Una lucha que ha estado y sigue estando muy reñida hasta estos momentos, incluso haciendo caerse de los nominados a Luka Doncic, máximo anotador del curso con 33,5 puntos por partido, algo que generó bastante revuelo en la opinión pública.
Ahora, solo quedan tres jugadores que optan a este galardón: Shai Gilgeous-Alexander, base de los Oklahoma City Thunder, Nikola Jokic, pívot de los Denver Nuggets, y Victor Wembanyama, estrella de los San Antonio Spurs. Curiosamente, el primerio y el tercero se medirán en unas Finales de Conferencia Oeste que prometen emoción y espectáculo a partes iguales.

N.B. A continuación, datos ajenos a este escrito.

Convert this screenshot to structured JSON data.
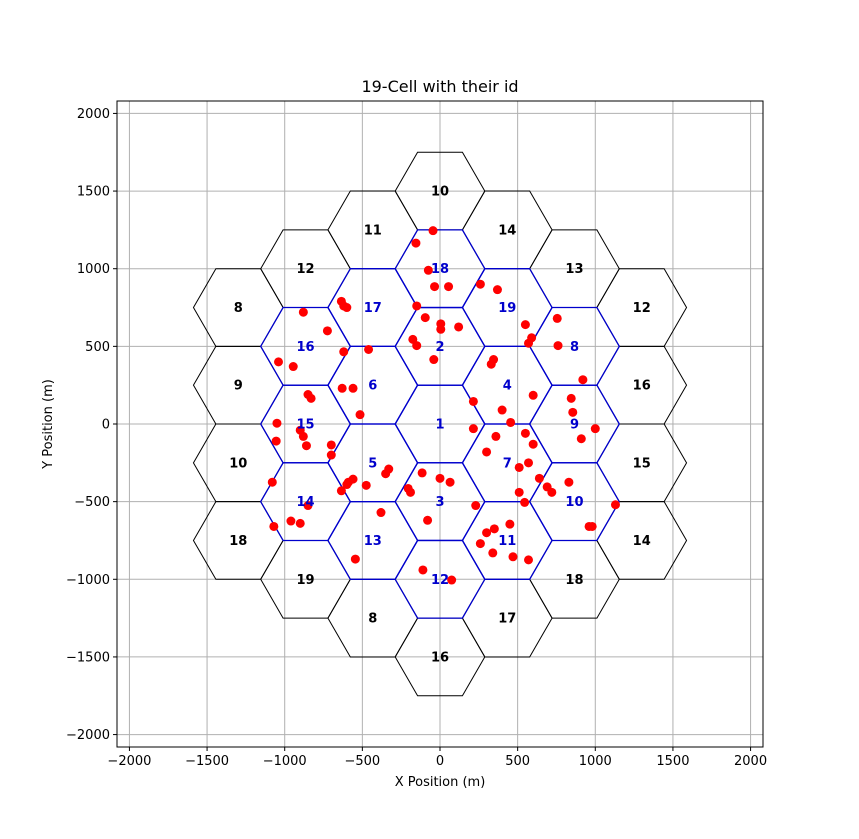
{
  "chart_data": {
    "type": "scatter",
    "title": "19-Cell with their id",
    "xlabel": "X Position (m)",
    "ylabel": "Y Position (m)",
    "xlim": [
      -2080,
      2080
    ],
    "ylim": [
      -2080,
      2080
    ],
    "xticks": [
      -2000,
      -1500,
      -1000,
      -500,
      0,
      500,
      1000,
      1500,
      2000
    ],
    "yticks": [
      -2000,
      -1500,
      -1000,
      -500,
      0,
      500,
      1000,
      1500,
      2000
    ],
    "xtick_labels": [
      "−2000",
      "−1500",
      "−1000",
      "−500",
      "0",
      "500",
      "1000",
      "1500",
      "2000"
    ],
    "ytick_labels": [
      "−2000",
      "−1500",
      "−1000",
      "−500",
      "0",
      "500",
      "1000",
      "1500",
      "2000"
    ],
    "grid": true,
    "hex_radius": 288.7,
    "colors": {
      "center_cells": "#0000cc",
      "wrap_cells": "#000000",
      "points": "#ff0000",
      "grid": "#b0b0b0"
    },
    "center_cells": [
      {
        "id": "1",
        "x": 0,
        "y": 0
      },
      {
        "id": "2",
        "x": 0,
        "y": 500
      },
      {
        "id": "3",
        "x": 0,
        "y": -500
      },
      {
        "id": "4",
        "x": 433,
        "y": 250
      },
      {
        "id": "5",
        "x": -433,
        "y": -250
      },
      {
        "id": "6",
        "x": -433,
        "y": 250
      },
      {
        "id": "7",
        "x": 433,
        "y": -250
      },
      {
        "id": "8",
        "x": 866,
        "y": 500
      },
      {
        "id": "9",
        "x": 866,
        "y": 0
      },
      {
        "id": "10",
        "x": 866,
        "y": -500
      },
      {
        "id": "11",
        "x": 433,
        "y": -750
      },
      {
        "id": "12",
        "x": 0,
        "y": -1000
      },
      {
        "id": "13",
        "x": -433,
        "y": -750
      },
      {
        "id": "14",
        "x": -866,
        "y": -500
      },
      {
        "id": "15",
        "x": -866,
        "y": 0
      },
      {
        "id": "16",
        "x": -866,
        "y": 500
      },
      {
        "id": "17",
        "x": -433,
        "y": 750
      },
      {
        "id": "18",
        "x": 0,
        "y": 1000
      },
      {
        "id": "19",
        "x": 433,
        "y": 750
      }
    ],
    "wrap_cells": [
      {
        "id": "10",
        "x": 0,
        "y": 1500
      },
      {
        "id": "11",
        "x": -433,
        "y": 1250
      },
      {
        "id": "14",
        "x": 433,
        "y": 1250
      },
      {
        "id": "12",
        "x": -866,
        "y": 1000
      },
      {
        "id": "13",
        "x": 866,
        "y": 1000
      },
      {
        "id": "8",
        "x": -1299,
        "y": 750
      },
      {
        "id": "12",
        "x": 1299,
        "y": 750
      },
      {
        "id": "9",
        "x": -1299,
        "y": 250
      },
      {
        "id": "16",
        "x": 1299,
        "y": 250
      },
      {
        "id": "10",
        "x": -1299,
        "y": -250
      },
      {
        "id": "15",
        "x": 1299,
        "y": -250
      },
      {
        "id": "18",
        "x": -1299,
        "y": -750
      },
      {
        "id": "14",
        "x": 1299,
        "y": -750
      },
      {
        "id": "19",
        "x": -866,
        "y": -1000
      },
      {
        "id": "18",
        "x": 866,
        "y": -1000
      },
      {
        "id": "8",
        "x": -433,
        "y": -1250
      },
      {
        "id": "17",
        "x": 433,
        "y": -1250
      },
      {
        "id": "16",
        "x": 0,
        "y": -1500
      }
    ],
    "points": [
      [
        -45,
        1245
      ],
      [
        -155,
        1165
      ],
      [
        -75,
        990
      ],
      [
        -35,
        885
      ],
      [
        55,
        885
      ],
      [
        260,
        900
      ],
      [
        370,
        865
      ],
      [
        -150,
        760
      ],
      [
        -635,
        790
      ],
      [
        -620,
        760
      ],
      [
        -600,
        750
      ],
      [
        -880,
        720
      ],
      [
        -725,
        600
      ],
      [
        -95,
        685
      ],
      [
        5,
        645
      ],
      [
        5,
        610
      ],
      [
        120,
        625
      ],
      [
        -175,
        545
      ],
      [
        -150,
        505
      ],
      [
        -40,
        415
      ],
      [
        -620,
        465
      ],
      [
        -460,
        480
      ],
      [
        -1040,
        400
      ],
      [
        -945,
        370
      ],
      [
        550,
        640
      ],
      [
        590,
        555
      ],
      [
        570,
        520
      ],
      [
        755,
        680
      ],
      [
        760,
        505
      ],
      [
        345,
        415
      ],
      [
        330,
        385
      ],
      [
        920,
        285
      ],
      [
        -630,
        230
      ],
      [
        -560,
        230
      ],
      [
        -850,
        190
      ],
      [
        -830,
        165
      ],
      [
        600,
        185
      ],
      [
        845,
        165
      ],
      [
        855,
        75
      ],
      [
        400,
        90
      ],
      [
        455,
        10
      ],
      [
        -515,
        60
      ],
      [
        215,
        145
      ],
      [
        1000,
        -30
      ],
      [
        -1050,
        5
      ],
      [
        -1055,
        -110
      ],
      [
        -900,
        -40
      ],
      [
        -880,
        -80
      ],
      [
        -860,
        -140
      ],
      [
        215,
        -30
      ],
      [
        360,
        -80
      ],
      [
        550,
        -60
      ],
      [
        600,
        -130
      ],
      [
        910,
        -95
      ],
      [
        300,
        -180
      ],
      [
        -700,
        -135
      ],
      [
        -700,
        -200
      ],
      [
        570,
        -250
      ],
      [
        -330,
        -290
      ],
      [
        -350,
        -320
      ],
      [
        -115,
        -315
      ],
      [
        510,
        -280
      ],
      [
        -590,
        -375
      ],
      [
        -600,
        -390
      ],
      [
        -475,
        -395
      ],
      [
        -635,
        -430
      ],
      [
        -205,
        -415
      ],
      [
        -190,
        -440
      ],
      [
        -1080,
        -375
      ],
      [
        -560,
        -355
      ],
      [
        0,
        -350
      ],
      [
        65,
        -375
      ],
      [
        640,
        -350
      ],
      [
        830,
        -375
      ],
      [
        690,
        -405
      ],
      [
        720,
        -440
      ],
      [
        510,
        -440
      ],
      [
        545,
        -505
      ],
      [
        1130,
        -520
      ],
      [
        -850,
        -525
      ],
      [
        230,
        -525
      ],
      [
        -380,
        -570
      ],
      [
        -1070,
        -660
      ],
      [
        -960,
        -625
      ],
      [
        -900,
        -640
      ],
      [
        -80,
        -620
      ],
      [
        450,
        -645
      ],
      [
        350,
        -675
      ],
      [
        300,
        -700
      ],
      [
        960,
        -660
      ],
      [
        980,
        -660
      ],
      [
        260,
        -770
      ],
      [
        340,
        -830
      ],
      [
        470,
        -855
      ],
      [
        570,
        -875
      ],
      [
        -545,
        -870
      ],
      [
        -110,
        -940
      ],
      [
        75,
        -1005
      ]
    ]
  }
}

Shhai, Jokic y ‘Wemby’, los tres candidatos
Esta puede ser la segunda ocasión, además de forma consecutiva, en la que Shai logre hacerse con el premio. El canadiense, que ha promediado 31,1 puntos 4,3 rebotes y 6,6 asistencias durante una campaña en la que los Thunder, vigentes campeones de la NBA, se han mostrado intratables, siendo muy favoritos para alzarse de nuevo con el trofeo Larry O’Brien. Además, el base ha protagonizado un récord insólito que aún sigue protagonizando: superó la marca de Wilt Chamberlain de anotar 20 o más puntos durante 126 partidos en el mes de marzo y, a día de hoy, continúa haciéndolo, dejando atrás las cifras del legendario pívot.

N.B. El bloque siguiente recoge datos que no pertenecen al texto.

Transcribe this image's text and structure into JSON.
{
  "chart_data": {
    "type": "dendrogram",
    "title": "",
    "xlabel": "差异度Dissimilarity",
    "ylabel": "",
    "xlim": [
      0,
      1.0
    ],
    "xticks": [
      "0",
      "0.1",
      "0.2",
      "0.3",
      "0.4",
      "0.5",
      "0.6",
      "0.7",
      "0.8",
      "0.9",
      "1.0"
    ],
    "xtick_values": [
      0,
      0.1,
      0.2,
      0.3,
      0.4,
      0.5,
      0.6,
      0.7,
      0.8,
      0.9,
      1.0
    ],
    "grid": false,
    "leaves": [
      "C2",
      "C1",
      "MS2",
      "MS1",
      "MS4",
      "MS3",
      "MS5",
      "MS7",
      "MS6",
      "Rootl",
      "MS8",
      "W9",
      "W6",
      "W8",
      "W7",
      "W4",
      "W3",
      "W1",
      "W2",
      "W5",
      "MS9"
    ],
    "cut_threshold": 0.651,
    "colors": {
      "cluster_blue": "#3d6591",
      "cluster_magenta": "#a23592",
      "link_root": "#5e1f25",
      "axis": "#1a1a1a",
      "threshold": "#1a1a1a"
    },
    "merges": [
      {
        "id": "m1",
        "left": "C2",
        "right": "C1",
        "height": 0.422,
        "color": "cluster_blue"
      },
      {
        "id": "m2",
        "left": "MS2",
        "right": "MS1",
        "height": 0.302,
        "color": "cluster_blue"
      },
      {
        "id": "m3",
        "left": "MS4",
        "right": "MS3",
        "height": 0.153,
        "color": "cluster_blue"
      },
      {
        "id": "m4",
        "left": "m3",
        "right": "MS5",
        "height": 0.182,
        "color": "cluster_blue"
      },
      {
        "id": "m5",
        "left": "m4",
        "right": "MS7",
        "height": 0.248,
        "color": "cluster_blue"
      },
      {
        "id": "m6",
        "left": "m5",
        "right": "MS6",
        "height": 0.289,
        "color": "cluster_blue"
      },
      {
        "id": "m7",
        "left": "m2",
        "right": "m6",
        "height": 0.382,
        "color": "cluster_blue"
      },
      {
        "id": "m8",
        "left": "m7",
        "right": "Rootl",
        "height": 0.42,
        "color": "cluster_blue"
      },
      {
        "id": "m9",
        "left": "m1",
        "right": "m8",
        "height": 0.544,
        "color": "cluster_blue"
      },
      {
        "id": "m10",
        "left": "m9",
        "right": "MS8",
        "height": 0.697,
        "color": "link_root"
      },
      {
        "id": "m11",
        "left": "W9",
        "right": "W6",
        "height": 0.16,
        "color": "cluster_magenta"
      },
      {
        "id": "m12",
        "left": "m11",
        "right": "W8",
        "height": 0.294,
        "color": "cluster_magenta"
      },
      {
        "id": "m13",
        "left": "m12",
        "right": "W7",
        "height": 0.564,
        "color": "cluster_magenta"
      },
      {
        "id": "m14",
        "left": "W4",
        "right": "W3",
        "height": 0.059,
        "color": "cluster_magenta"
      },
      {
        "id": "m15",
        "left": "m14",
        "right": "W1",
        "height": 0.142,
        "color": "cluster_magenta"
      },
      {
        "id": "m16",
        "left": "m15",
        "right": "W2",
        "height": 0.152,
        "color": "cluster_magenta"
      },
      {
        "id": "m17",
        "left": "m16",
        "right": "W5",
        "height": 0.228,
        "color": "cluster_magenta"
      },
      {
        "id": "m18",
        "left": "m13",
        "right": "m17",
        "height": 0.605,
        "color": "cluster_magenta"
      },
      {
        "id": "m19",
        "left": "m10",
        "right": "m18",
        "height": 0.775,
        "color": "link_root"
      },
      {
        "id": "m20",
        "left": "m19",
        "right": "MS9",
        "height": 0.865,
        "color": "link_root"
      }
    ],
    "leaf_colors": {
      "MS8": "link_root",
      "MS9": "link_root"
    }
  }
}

Eso sí, tiene dos candidatos a los que ha hecho frente durante este curso: Nikola Jokic, que ya ha sido escogido como MVP de la competición hasta en tres ocasiones (2021, 2022 y 2024) es también uno de los jugadores con más opciones a lograrlo. Y lo hace, pese a unos playoffs en los que dejó mucho que desear, promediando un triple-doble por partido: 27,7 puntos, 12,9 rebotes y 10,7 asistencias, siendo el líder en estos dos últimos apartados, algo que, siendo pívot, resulta difícil de creer en el aspecto asistente.